Baca berita dengan sedikit iklan, klik di sini
KAMI, pengurus Ikatan Dokter Indonesia (IDI) Cabang Kota Madya Tanjungbalai, Sumatra Utara, ingin mendapat penjelasan dari Direktur Jenderal Pajak mengenai pajak reklame. Di daerah kami telah dikeluarkan Peraturan Daerah (Perda) Nomor 5/1998 tentang Pajak Reklame. Perda tersebut mengacu pada Undang-Undang RI Nomor 18 Tahun 1997 tentang Pajak Daerah dan Retribusi Daerah, yang menetapkan enam jenis pajak daerah tingkat II di seluruh Indonesia dan salah satunya adalah pajak reklame.

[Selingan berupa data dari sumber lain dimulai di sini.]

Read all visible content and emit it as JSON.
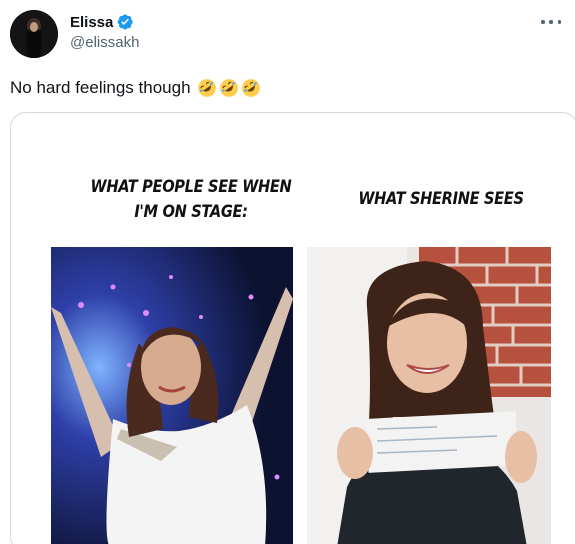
{
  "author": {
    "display_name": "Elissa",
    "handle": "@elissakh",
    "verified_icon": "verified-badge-icon",
    "avatar_icon": "profile-avatar"
  },
  "tweet": {
    "text": "No hard feelings though",
    "emojis": [
      "rolling-on-floor-laughing-emoji",
      "rolling-on-floor-laughing-emoji",
      "rolling-on-floor-laughing-emoji"
    ]
  },
  "menu": {
    "icon": "more-options-icon"
  },
  "media": {
    "caption_left_line1": "WHAT PEOPLE SEE WHEN",
    "caption_left_line2": "I'M ON STAGE:",
    "caption_right": "WHAT SHERINE SEES",
    "left_photo": "singer-on-stage-photo",
    "right_photo": "woman-holding-check-photo"
  },
  "colors": {
    "verified_blue": "#1d9bf0",
    "text_primary": "#0f1419",
    "text_secondary": "#536471",
    "border": "#cfd9de"
  }
}
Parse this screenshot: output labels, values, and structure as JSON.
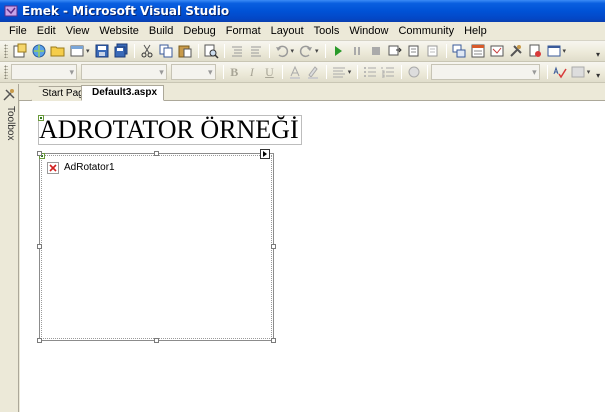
{
  "window": {
    "title": "Emek - Microsoft Visual Studio"
  },
  "menu": {
    "items": [
      "File",
      "Edit",
      "View",
      "Website",
      "Build",
      "Debug",
      "Format",
      "Layout",
      "Tools",
      "Window",
      "Community",
      "Help"
    ]
  },
  "toolbar_formatting": {
    "bold": "B",
    "italic": "I",
    "underline": "U"
  },
  "toolbox": {
    "label": "Toolbox"
  },
  "tabs": [
    {
      "label": "Start Page",
      "active": false
    },
    {
      "label": "Default3.aspx",
      "active": true
    }
  ],
  "design": {
    "heading": "ADROTATOR ÖRNEĞİ",
    "adrotator_label": "AdRotator1"
  },
  "colors": {
    "titlebar": "#0052d6",
    "chrome": "#ece9d8",
    "design_surface": "#ffffff"
  }
}
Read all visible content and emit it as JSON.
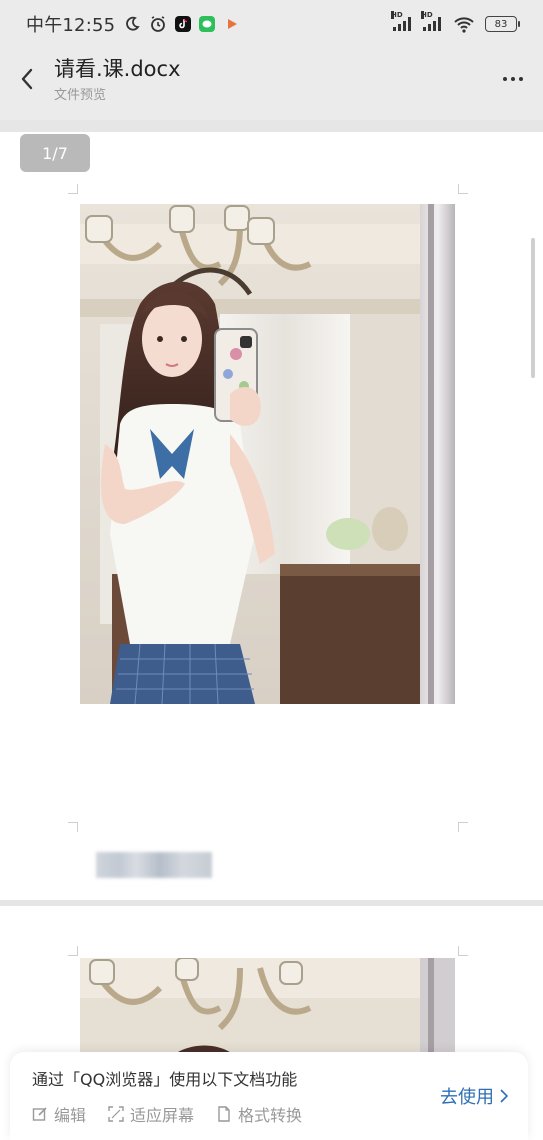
{
  "status_bar": {
    "time": "中午12:55",
    "battery": "83",
    "icons": [
      "moon-icon",
      "alarm-icon",
      "tiktok-icon",
      "wechat-icon",
      "play-icon",
      "signal-hd-1-icon",
      "signal-hd-2-icon",
      "wifi-icon",
      "battery-icon"
    ],
    "colors": {
      "tiktok": "#111111",
      "wechat": "#2dbf59",
      "play": "#e8733f"
    }
  },
  "header": {
    "title": "请看.课.docx",
    "subtitle": "文件预览",
    "back_icon": "chevron-left-icon",
    "more_icon": "more-horizontal-icon"
  },
  "viewer": {
    "page_indicator": "1/7",
    "background": "#e6e6e6",
    "pages": [
      {
        "image": "photo-girl-mirror-selfie",
        "caption": "blurred-text"
      },
      {
        "image": "photo-chandelier-partial"
      }
    ]
  },
  "promo": {
    "text": "通过「QQ浏览器」使用以下文档功能",
    "features": [
      {
        "icon": "edit-icon",
        "label": "编辑"
      },
      {
        "icon": "fit-screen-icon",
        "label": "适应屏幕"
      },
      {
        "icon": "file-convert-icon",
        "label": "格式转换"
      }
    ],
    "cta": "去使用",
    "cta_icon": "chevron-right-icon",
    "accent_color": "#2f6fb5"
  }
}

Kami tidak tahu persis apakah papan nama praktek dokter dalam UU nomor 18 tersebut termasuk dalam obyek pajak. Secara tertulis, kami telah menjelaskan bahwa papan praktek dokter bukan untuk mengiklankan diri karena hal tersebut tidak dibenarkan oleh Kode Etik Kedokteran. Namun, yang pasti, sesuai dengan penjelasan pihak pemerintah daerah, papan nama praktek dokter merupakan salah satu obyek pajak sehingga dikenai pajak reklame. Padahal, menurut Keputusan Presiden Nomor 53 Tahun 1988, praktek perorangan dokter dan praktek berkelompok dokter termasuk kegiatan yang tidak dikenai wajib daftar perusahaan. Dengan kata lain, hal-hal yang berkaitan dengan praktek dokter tidak bisa dijadikan obyek pajak.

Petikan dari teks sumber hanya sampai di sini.